Devletin, Batı ile Kurdistan’ı ayrıştırarak, Kurdistan’a güvenlik adı altında müdahalede bulunduğunu ancak aslında Mezopotamya Havzası'nda politik hegemonya kurmaya çalıştığına işaret eden Beyza, “Batı bu duruma sessiz kaldı. Oraya bir tanım getiriyor ve terör alanı ilan ediyor. Bu ayrıştırmayı siyasal ayrıştırmaya dönüştürünce, ırkçılık ile besledi. Diğer mücadele alanlarında da ayrışma var.
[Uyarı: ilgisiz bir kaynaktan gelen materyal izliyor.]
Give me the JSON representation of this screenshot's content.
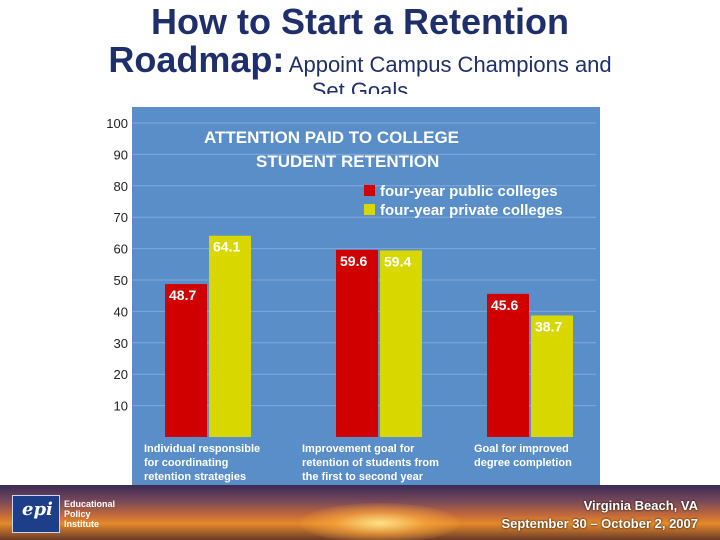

Birbirimizi ne kadar öteki gördüysek, sistem bunu çok iyi kullandı. Hem ayrıştırdı hem de kendisine onay verenleri biraz oyalayıp diğerlerine baskıyı artırdı. Kürdistan’daki şiddet, 90’lardan beri süregelen insansızlaştırma sürecinin bir parçası. Dolayısıyla Batı’nın bu duruma uzak kalması, oradaki uygulamaların rahat sürdürülmesine ve Batı’da ‘bu sorun bize gelmeyecek’ algısının oluşmasına neden oldu. Ancak böyle olmadı” diye devam etti. 
 
RES yapılan yerlerde mücadele yalnız bırakıldı
 
Batı’da da ekolojiye saldırı başlayınca, daha liberal bir aklın devreye girerek bu sefer ırkçılıkla ayrıştırılan yerleri kapitalist kavramlarla ayrıştırdığını söyleyen Beyza, “Müdahalelere, ‘ona itiraz edin ama bunu yapalım’ diyerek yol gösterdiler. Halk nükleere hayır derken rüzgar enerjisine evet diyebildi, RES yapılan yerlerdeki mücadele ise yalnız bırakıldı. Jeotermal Enerji Santralleri (JES) yapıldı ama bunların tarıma etkisi düşünülmedi, Aydın her şeyini kaybetti. Oradan başladılar ve İstanbul’a kadar izin verdiler. Tüm bu saldırı alanlarını farklı konumlardaymış gibi algılatıyorlar. Halklar, kendi köylerine bir şey yapılmıyorsa itiraz etmiyor. Üç kilometre ötesine yapılsa bile umursamıyor. Rejim buradan beslendi, bir itiraz mı var, kaydırdı.  Yayla yolunu itiraz edilmeyen yerlere yapabildiler. Yeşil Yol’un yüzde 55’ini bitirdiklerini söylüyorlar. İzinler 2015’te verildi ve sonuçları bugün hayata geçmeye başlıyor. ‘Bana dokunmayan yılan bin yaşasın’ diyen bir akıl. Bununla da yetinmediler, ‘buraya yapmayın, şuraya yapın’ denmeye başladı” ifadelerini kullandı.
 
Liberal oluşumlara kanmadılar 
 
Ekoloji mücadelesinin politik alanda ders çıkardığını ve ekoloji mücadelesi verenlerin ayrışmadan ortak bir tutum alabildiğine değinen Beyza, halkların ırkçı ve liberal oluşumlara kanmadığını, dolayısıyla algı mekanizmasının işlememeye başladığını ifade etti. Beyza, "Herkes, hangi düşünceden olursa olsun, yaşam alanını politik olarak bir araya gelerek ve yan yana durarak korumayı ilke ediniyor. Bu nedenle onlar değil, biz kazanacağız" diye ekledi.